My goal here was to see how the training time changed when I increased the size of the problem considerably.
wordlist = list()
for(i in 1:500){
c <- sample(letters,4)
wordlist[[i]] <- paste(c[1],c[2],c[3],c[4],sep="")
}
for(i in 501:1000){
c <- sample(letters,5)
wordlist[[i]] <- paste(c[1],c[2],c[3],c[4],c[5],sep="")
}
for(i in 1001:2000){
c <- sample(letters,6)
wordlist[[i]] <- paste(c[1],c[2],c[3],c[4],c[5],c[6],sep="")
}
wordlist <- c(unique(unlist(wordlist)))
vocab <- list()
for(i in 1:200000){
xtmp <- paste(sample(wordlist,1),sample(wordlist,1),sample(wordlist,1),sep=" ")
vocab[[i]] <- xtmp
}
vocab <- data.frame(as.matrix(unlist(vocab),nrow=200000))
vocab$Sent <- c(rep('positive',100000),rep('negative',100000))
names(vocab) <- c('D','Sent')
v <- data.frame(w=unique(unlist(strsplit(as.character(vocab$D)," "))))
#some intermediate vocabs
positive.docs <- strsplit(as.character(vocab$D[which(vocab$Sent=='positive')])," ")
negative.docs <- strsplit(as.character(vocab$D[which(vocab$Sent=='negative')])," ")
#try a matrix with column sums version
t <- Sys.time()
z <- lapply(positive.docs,function(x)which(v$w %in% x))
#z <- matrix(0,nr=50000,nc=length(v$w))
pos.mat <- lapply(1:100000,function(x){
r=rep(0,length(v$w))
idx <- c(z[[x]])
r[idx]<-1
return(r)
}
)
pos.mat <- matrix(c(unlist(pos.mat)),nr=100000,nc=length(v$w),byrow=T)
v$n_pos <- apply(pos.mat,2,FUN=sum)
z <- lapply(negative.docs,function(x)which(v$w %in% x))
#z <- matrix(0,nr=50000,nc=length(v$w))
neg.mat <- lapply(1:100000,function(x){
r=rep(0,length(v$w))
idx <- c(z[[x]])
r[idx]<-1
return(r)
}
)
neg.mat <- matrix(c(unlist(neg.mat)),nr=100000,nc=length(v$w),byrow=T)
v$n_neg <- apply(neg.mat,2,FUN=sum)
Sys.time() - t
Time difference of 53.67482 secs
So these preliminary results here suggest I can train a Naive Bayes , Bag of Words, positive/negative classifier with 100,000 training documents and 1,000 unique words in around 20 seconds. If I double the number of unique words and double the number of training samples I increase training time to around a minute.

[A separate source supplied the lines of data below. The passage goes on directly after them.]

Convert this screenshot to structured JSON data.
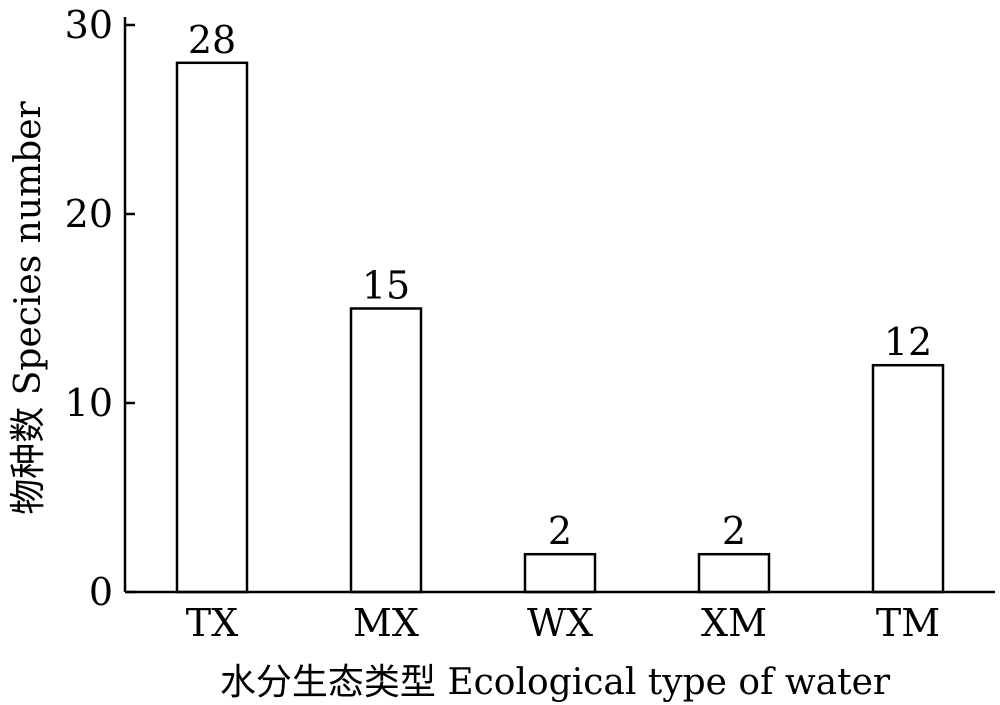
{
  "chart_data": {
    "type": "bar",
    "title": "",
    "categories": [
      "TX",
      "MX",
      "WX",
      "XM",
      "TM"
    ],
    "values": [
      28,
      15,
      2,
      2,
      12
    ],
    "data_labels": [
      "28",
      "15",
      "2",
      "2",
      "12"
    ],
    "xlabel": "水分生态类型 Ecological type of water",
    "ylabel": "物种数 Species number",
    "ylim": [
      0,
      30
    ],
    "yticks": [
      0,
      10,
      20,
      30
    ],
    "grid": false,
    "legend": "none",
    "bar_fill": "#ffffff",
    "bar_stroke": "#000000"
  }
}
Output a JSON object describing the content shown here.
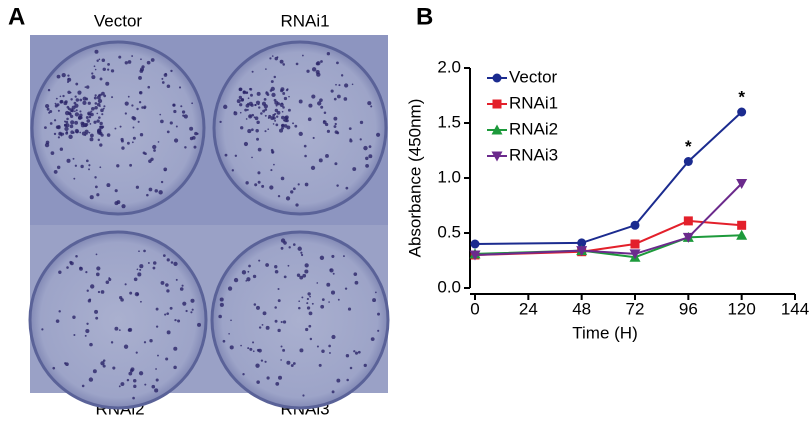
{
  "figure": {
    "panel_a_label": "A",
    "panel_b_label": "B",
    "well_labels": [
      "Vector",
      "RNAi1",
      "RNAi2",
      "RNAi3"
    ]
  },
  "chart_data": {
    "type": "line",
    "x_label": "Time (H)",
    "y_label": "Absorbance (450nm)",
    "x": [
      0,
      48,
      72,
      96,
      120
    ],
    "series": [
      {
        "name": "Vector",
        "color": "#1b2b8f",
        "marker": "circle",
        "values": [
          0.4,
          0.41,
          0.57,
          1.15,
          1.6
        ]
      },
      {
        "name": "RNAi1",
        "color": "#e3202b",
        "marker": "square",
        "values": [
          0.3,
          0.33,
          0.4,
          0.61,
          0.57
        ]
      },
      {
        "name": "RNAi2",
        "color": "#1d9a3b",
        "marker": "triangle-up",
        "values": [
          0.31,
          0.34,
          0.28,
          0.46,
          0.48
        ]
      },
      {
        "name": "RNAi3",
        "color": "#6b2a8c",
        "marker": "triangle-down",
        "values": [
          0.3,
          0.34,
          0.31,
          0.46,
          0.95
        ]
      }
    ],
    "xlim": [
      0,
      144
    ],
    "xticks": [
      0,
      24,
      48,
      72,
      96,
      120,
      144
    ],
    "ylim": [
      0,
      2
    ],
    "yticks": [
      {
        "value": 0,
        "label": "0.0"
      },
      0.5,
      {
        "value": 1,
        "label": "1.0"
      },
      1.5,
      {
        "value": 2,
        "label": "2.0"
      }
    ],
    "legend": "upper left",
    "annotations": [
      {
        "text": "*",
        "x": 96
      },
      {
        "text": "*",
        "x": 120
      }
    ]
  }
}
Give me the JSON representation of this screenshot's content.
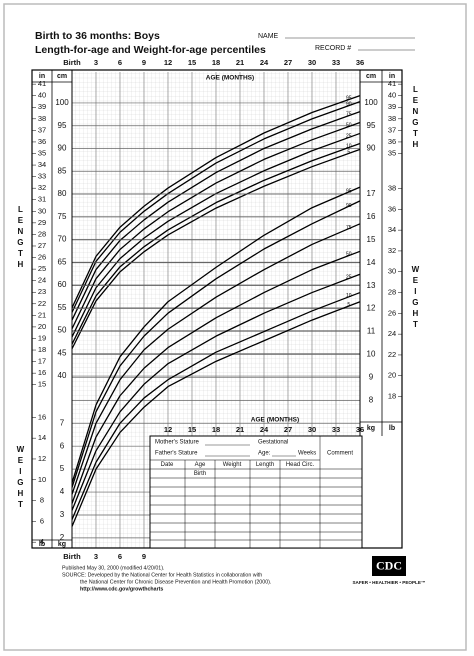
{
  "header": {
    "title": "Birth to 36 months: Boys",
    "subtitle": "Length-for-age and Weight-for-age percentiles",
    "name_label": "NAME",
    "record_label": "RECORD #"
  },
  "chart_data": [
    {
      "type": "line",
      "title": "LENGTH",
      "xlabel": "AGE (MONTHS)",
      "ylabel": "cm",
      "y2label": "in",
      "x": [
        0,
        3,
        6,
        9,
        12,
        18,
        24,
        30,
        36
      ],
      "xlim": [
        0,
        36
      ],
      "xticks": [
        {
          "value": 0,
          "label": "Birth"
        },
        3,
        6,
        9,
        12,
        15,
        18,
        21,
        24,
        27,
        30,
        33,
        36
      ],
      "ylim": [
        36.5,
        106.8
      ],
      "yticks": [
        40,
        45,
        50,
        55,
        60,
        65,
        70,
        75,
        80,
        85,
        90,
        95,
        100
      ],
      "y2lim": [
        14.37,
        42.05
      ],
      "y2ticks": [
        15,
        16,
        17,
        18,
        19,
        20,
        21,
        22,
        23,
        24,
        25,
        26,
        27,
        28,
        29,
        30,
        31,
        32,
        33,
        34,
        35,
        36,
        37,
        38,
        39,
        40,
        41
      ],
      "grid": true,
      "series": [
        {
          "name": "95",
          "color": "#000000",
          "values": [
            55.0,
            66.3,
            72.7,
            77.3,
            81.3,
            88.0,
            93.4,
            97.9,
            101.6
          ]
        },
        {
          "name": "90",
          "color": "#000000",
          "values": [
            54.0,
            65.2,
            71.6,
            76.2,
            80.1,
            86.8,
            92.1,
            96.5,
            100.3
          ]
        },
        {
          "name": "75",
          "color": "#000000",
          "values": [
            52.3,
            63.4,
            69.8,
            74.3,
            78.2,
            84.7,
            90.0,
            94.3,
            98.1
          ]
        },
        {
          "name": "50",
          "color": "#000000",
          "values": [
            50.4,
            61.4,
            67.8,
            72.3,
            76.1,
            82.4,
            87.6,
            91.9,
            95.7
          ]
        },
        {
          "name": "25",
          "color": "#000000",
          "values": [
            48.6,
            59.4,
            65.8,
            70.3,
            74.0,
            80.1,
            85.1,
            89.5,
            93.3
          ]
        },
        {
          "name": "10",
          "color": "#000000",
          "values": [
            47.0,
            57.6,
            64.0,
            68.4,
            72.1,
            78.1,
            83.0,
            87.3,
            91.1
          ]
        },
        {
          "name": "5",
          "color": "#000000",
          "values": [
            46.0,
            56.5,
            62.9,
            67.3,
            71.0,
            76.9,
            81.7,
            86.0,
            89.8
          ]
        }
      ]
    },
    {
      "type": "line",
      "title": "WEIGHT",
      "xlabel": "AGE (MONTHS)",
      "ylabel": "kg",
      "y2label": "lb",
      "x": [
        0,
        3,
        6,
        9,
        12,
        18,
        24,
        30,
        36
      ],
      "xlim": [
        0,
        36
      ],
      "xticks": [
        {
          "value": 0,
          "label": "Birth"
        },
        3,
        6,
        9,
        12,
        15,
        18,
        21,
        24,
        27,
        30,
        33,
        36
      ],
      "ylim": [
        1.56,
        17.61
      ],
      "yticks": [
        2,
        3,
        4,
        5,
        6,
        7,
        8,
        9,
        10,
        11,
        12,
        13,
        14,
        15,
        16,
        17
      ],
      "y2lim": [
        3.44,
        38.82
      ],
      "y2ticks": [
        4,
        6,
        8,
        10,
        12,
        14,
        16,
        18,
        20,
        22,
        24,
        26,
        28,
        30,
        32,
        34,
        36,
        38
      ],
      "grid": true,
      "series": [
        {
          "name": "95",
          "color": "#000000",
          "values": [
            4.4,
            7.8,
            9.9,
            11.2,
            12.3,
            13.8,
            15.2,
            16.4,
            17.3
          ]
        },
        {
          "name": "90",
          "color": "#000000",
          "values": [
            4.2,
            7.5,
            9.5,
            10.8,
            11.8,
            13.3,
            14.6,
            15.7,
            16.7
          ]
        },
        {
          "name": "75",
          "color": "#000000",
          "values": [
            3.9,
            7.0,
            8.9,
            10.2,
            11.1,
            12.5,
            13.7,
            14.8,
            15.7
          ]
        },
        {
          "name": "50",
          "color": "#000000",
          "values": [
            3.5,
            6.4,
            8.2,
            9.4,
            10.3,
            11.6,
            12.7,
            13.7,
            14.5
          ]
        },
        {
          "name": "25",
          "color": "#000000",
          "values": [
            3.2,
            5.8,
            7.5,
            8.7,
            9.6,
            10.8,
            11.8,
            12.7,
            13.5
          ]
        },
        {
          "name": "10",
          "color": "#000000",
          "values": [
            2.8,
            5.3,
            7.0,
            8.1,
            8.9,
            10.1,
            11.0,
            11.9,
            12.7
          ]
        },
        {
          "name": "5",
          "color": "#000000",
          "values": [
            2.5,
            5.0,
            6.6,
            7.7,
            8.6,
            9.7,
            10.6,
            11.5,
            12.3
          ]
        }
      ]
    }
  ],
  "form": {
    "mother": "Mother's Stature",
    "gestational": "Gestational",
    "father": "Father's Stature",
    "age": "Age:",
    "weeks": "Weeks",
    "comment": "Comment",
    "columns": [
      "Date",
      "Age",
      "Weight",
      "Length",
      "Head Circ."
    ],
    "first_row_age": "Birth"
  },
  "footer": {
    "published": "Published May 30, 2000 (modified 4/20/01).",
    "source1": "SOURCE: Developed by the National Center for Health Statistics in collaboration with",
    "source2": "the National Center for Chronic Disease Prevention and Health Promotion (2000).",
    "url": "http://www.cdc.gov/growthcharts",
    "logo": "CDC",
    "slogan": "SAFER • HEALTHIER • PEOPLE™"
  }
}
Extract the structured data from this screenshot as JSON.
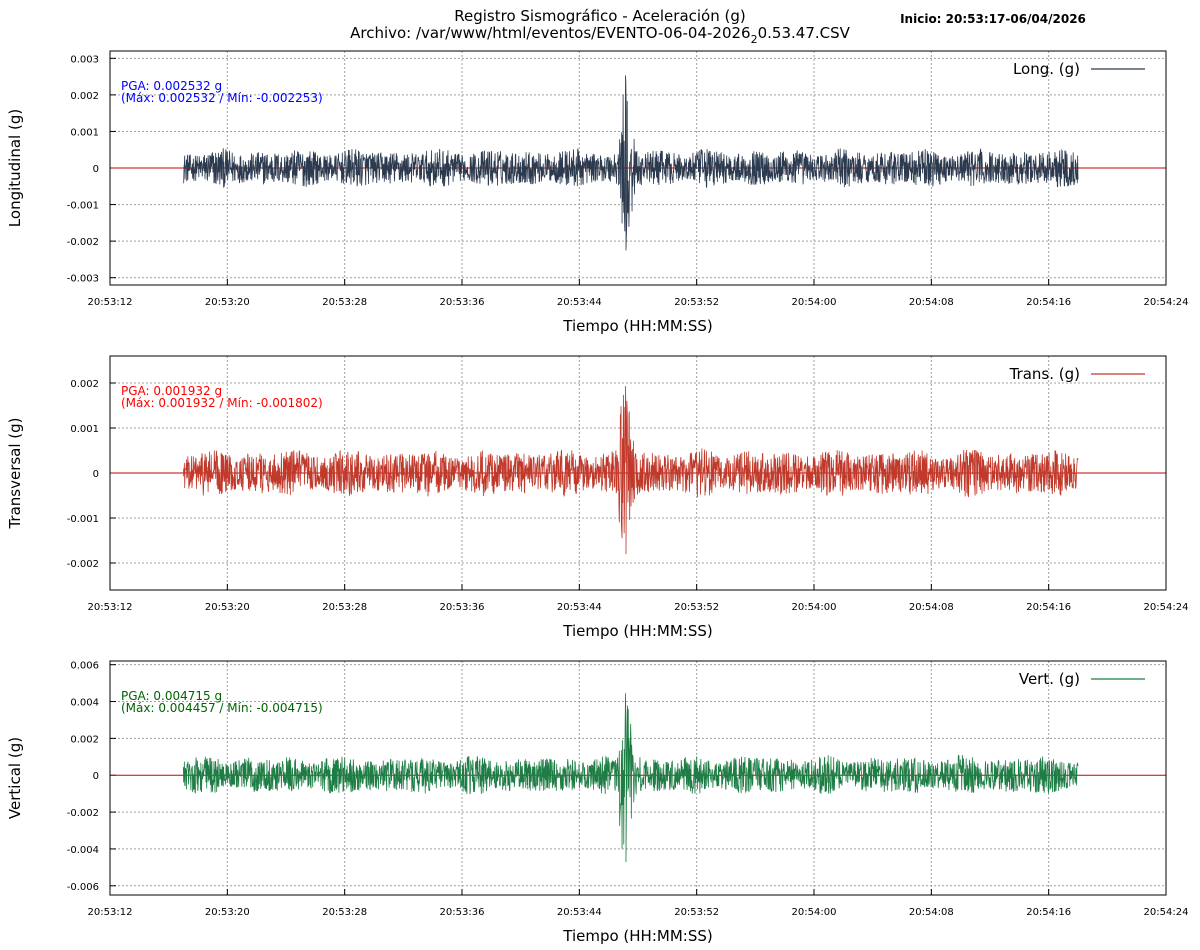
{
  "header": {
    "title_line1": "Registro Sismográfico - Aceleración (g)",
    "title_line2_prefix": "Archivo: /var/www/html/eventos/EVENTO-06-04-2026",
    "title_line2_sub": "2",
    "title_line2_suffix": "0.53.47.CSV",
    "inicio": "Inicio: 20:53:17-06/04/2026"
  },
  "chart_data": [
    {
      "type": "line",
      "ylabel": "Longitudinal (g)",
      "xlabel": "Tiempo (HH:MM:SS)",
      "legend": "Long. (g)",
      "legend_position": "top-right",
      "color": "#2b3a4e",
      "grid": true,
      "xlim": [
        "20:53:12",
        "20:54:24"
      ],
      "x_ticks": [
        "20:53:12",
        "20:53:20",
        "20:53:28",
        "20:53:36",
        "20:53:44",
        "20:53:52",
        "20:54:00",
        "20:54:08",
        "20:54:16",
        "20:54:24"
      ],
      "ylim": [
        -0.0032,
        0.0032
      ],
      "y_ticks": [
        "0.003",
        "0.002",
        "0.001",
        "0",
        "-0.001",
        "-0.002",
        "-0.003"
      ],
      "y_tick_values": [
        0.003,
        0.002,
        0.001,
        0,
        -0.001,
        -0.002,
        -0.003
      ],
      "data_range": [
        "20:53:17",
        "20:54:18"
      ],
      "noise_amplitude": 0.00055,
      "event_time": "20:53:47",
      "event_max": 0.002532,
      "event_min": -0.002253,
      "pga_label": "PGA: 0.002532 g",
      "maxmin_label": "(Máx: 0.002532 / Mín: -0.002253)",
      "note_color": "#0000ff",
      "zero_line_color": "#cc0000"
    },
    {
      "type": "line",
      "ylabel": "Transversal (g)",
      "xlabel": "Tiempo (HH:MM:SS)",
      "legend": "Trans. (g)",
      "legend_position": "top-right",
      "color": "#c0392b",
      "grid": true,
      "xlim": [
        "20:53:12",
        "20:54:24"
      ],
      "x_ticks": [
        "20:53:12",
        "20:53:20",
        "20:53:28",
        "20:53:36",
        "20:53:44",
        "20:53:52",
        "20:54:00",
        "20:54:08",
        "20:54:16",
        "20:54:24"
      ],
      "ylim": [
        -0.0026,
        0.0026
      ],
      "y_ticks": [
        "0.002",
        "0.001",
        "0",
        "-0.001",
        "-0.002"
      ],
      "y_tick_values": [
        0.002,
        0.001,
        0,
        -0.001,
        -0.002
      ],
      "data_range": [
        "20:53:17",
        "20:54:18"
      ],
      "noise_amplitude": 0.00055,
      "event_time": "20:53:47",
      "event_max": 0.001932,
      "event_min": -0.001802,
      "pga_label": "PGA: 0.001932 g",
      "maxmin_label": "(Máx: 0.001932 / Mín: -0.001802)",
      "note_color": "#ff0000",
      "zero_line_color": "#cc0000"
    },
    {
      "type": "line",
      "ylabel": "Vertical (g)",
      "xlabel": "Tiempo (HH:MM:SS)",
      "legend": "Vert. (g)",
      "legend_position": "top-right",
      "color": "#1e7d45",
      "grid": true,
      "xlim": [
        "20:53:12",
        "20:54:24"
      ],
      "x_ticks": [
        "20:53:12",
        "20:53:20",
        "20:53:28",
        "20:53:36",
        "20:53:44",
        "20:53:52",
        "20:54:00",
        "20:54:08",
        "20:54:16",
        "20:54:24"
      ],
      "ylim": [
        -0.0065,
        0.0062
      ],
      "y_ticks": [
        "0.006",
        "0.004",
        "0.002",
        "0",
        "-0.002",
        "-0.004",
        "-0.006"
      ],
      "y_tick_values": [
        0.006,
        0.004,
        0.002,
        0,
        -0.002,
        -0.004,
        -0.006
      ],
      "data_range": [
        "20:53:17",
        "20:54:18"
      ],
      "noise_amplitude": 0.0011,
      "event_time": "20:53:47",
      "event_max": 0.004457,
      "event_min": -0.004715,
      "pga_label": "PGA: 0.004715 g",
      "maxmin_label": "(Máx: 0.004457 / Mín: -0.004715)",
      "note_color": "#006400",
      "zero_line_color": "#cc0000"
    }
  ]
}
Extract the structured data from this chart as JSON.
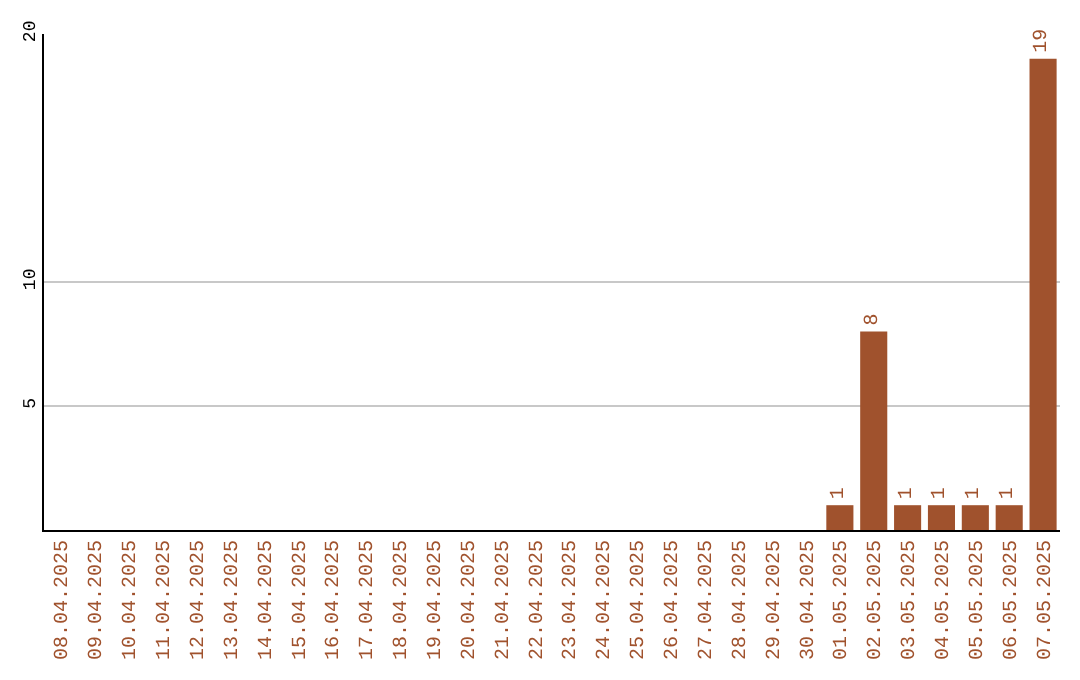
{
  "chart_data": {
    "type": "bar",
    "categories": [
      "08.04.2025",
      "09.04.2025",
      "10.04.2025",
      "11.04.2025",
      "12.04.2025",
      "13.04.2025",
      "14.04.2025",
      "15.04.2025",
      "16.04.2025",
      "17.04.2025",
      "18.04.2025",
      "19.04.2025",
      "20.04.2025",
      "21.04.2025",
      "22.04.2025",
      "23.04.2025",
      "24.04.2025",
      "25.04.2025",
      "26.04.2025",
      "27.04.2025",
      "28.04.2025",
      "29.04.2025",
      "30.04.2025",
      "01.05.2025",
      "02.05.2025",
      "03.05.2025",
      "04.05.2025",
      "05.05.2025",
      "06.05.2025",
      "07.05.2025"
    ],
    "values": [
      0,
      0,
      0,
      0,
      0,
      0,
      0,
      0,
      0,
      0,
      0,
      0,
      0,
      0,
      0,
      0,
      0,
      0,
      0,
      0,
      0,
      0,
      0,
      1,
      8,
      1,
      1,
      1,
      1,
      19
    ],
    "value_labels": [
      null,
      null,
      null,
      null,
      null,
      null,
      null,
      null,
      null,
      null,
      null,
      null,
      null,
      null,
      null,
      null,
      null,
      null,
      null,
      null,
      null,
      null,
      null,
      "1",
      "8",
      "1",
      "1",
      "1",
      "1",
      "19"
    ],
    "color": "#a0522d",
    "ylim": [
      0,
      20
    ],
    "yticks": [
      5,
      10,
      20
    ],
    "grid": "y"
  }
}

This makes me a little suspicious of the 15 minute training times I was getting using Python’s NLTK with 100,000 tweets and several thousand unique words in the training data.
Before closing this post out, it’s probably worth noting that my solution here of creating a matrix of 0’s and 1’s that can be summed column-wise to get class condtional word frequencies isn’t idea for scaling. I don’t know this for fact…but I’m pretty sure that R treats matricies as vectors so the theoretical limit would be something like:
\[(nrow)(ncol) < 2^{31-1}\]in practice my instance of R Studio run on a pretty powerful workstation craps out somewhere around 1,000,000 rows and 1,500 columns.
But even the least efficient case of looping over words and counting the number of documents containing that word should be relatively easy to parallelize….I’ll have to test that theory another time.